Так и на данной выставке мы снова увидели все тех же летающих бородатых иудеев, возлежащих на диване любовников, белых невест, акробатов, нежных эфебов с букетами, порхающих ангелочков, согбенных жалких скрипачей, и все это вперемежку с какими-то музицирующими козлами, с гигантскими курицами, с телятами и апокалиптическими конями. Да и в смысле фона это опять то же черное небо с разноцветными ореолами светила, те же домишки грязной дыры из ужасного захолустья, тот же талый снег, или же рамы окон, зеленеющие кусты, стенные часы, семисвечники, торы. Меняется лишь расположение этих разнообразных элементов, и меняется формат картины. Видно, без иных из этих обязательных деталей художник просто не может обойтись, и они нет-нет да и пролезут в его композицию, которая ему кажется незаконченной, пока именно какой-либо такой козел-скрипач или крылатый вестник не нашли себе места.

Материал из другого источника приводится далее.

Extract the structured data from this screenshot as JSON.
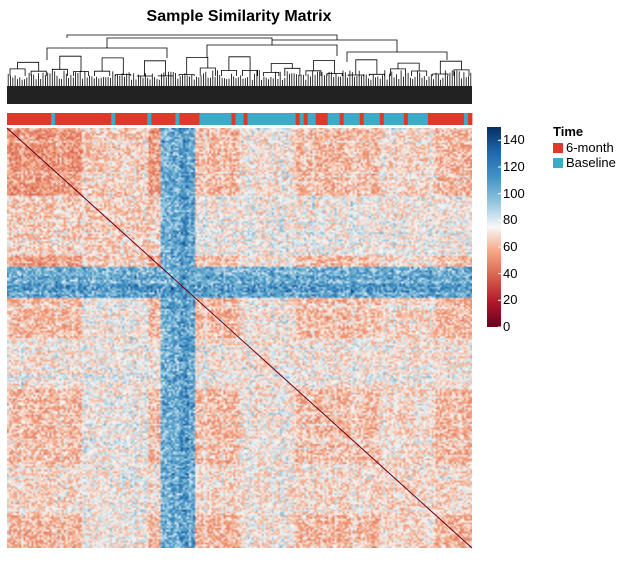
{
  "title": "Sample Similarity Matrix",
  "chart_data": {
    "type": "heatmap",
    "title": "Sample Similarity Matrix",
    "n_samples": 460,
    "value_range": [
      0,
      150
    ],
    "colorbar": {
      "ticks": [
        0,
        20,
        40,
        60,
        80,
        100,
        120,
        140
      ],
      "tick_labels": [
        "0",
        "20",
        "40",
        "60",
        "80",
        "100",
        "120",
        "140"
      ],
      "colors": [
        "#67001f",
        "#b2182b",
        "#d6604d",
        "#f4a582",
        "#f7f7f7",
        "#92c5de",
        "#4393c3",
        "#2166ac",
        "#053061"
      ]
    },
    "diagonal_color": "#67001f",
    "annotation": {
      "name": "Time",
      "levels": [
        {
          "label": "6-month",
          "color": "#dc3a2a"
        },
        {
          "label": "Baseline",
          "color": "#3fa9c8"
        }
      ]
    },
    "dendrogram": true
  }
}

Я шел на выставку без большой охоты, в предвидении именно этих повторений, успевших за годы моего знакомства с творчеством Шагала сильно приесться. Но вот эта новая демонстрация “упражнения с ограниченным количеством реквизитов” не только меня не огорчила, но она пленила меня, а, главное, не получилось от этого сеанса впечатления трюкажа или хотя бы до полного бесчувствия зазубренного фокуса. В каждой картине, в каждом рисунке Шагала все же имеется своя жизнь, а, следовательно, свой raison d"etre. Каким-то образом все это, даже самое знакомое, трогает; не является и сожаление вроде того, что “вот такой замечательный талант, а так себя разменивает, так себя ограничивает”. Шагал просто остался верен себе, а иначе он творить не может. Но когда он берется за кисти и краски, на него что-то накатывается, и он делает то, что ему велит распоряжающееся им божество — так что выходит, что вина божества, если получается все одно и то же.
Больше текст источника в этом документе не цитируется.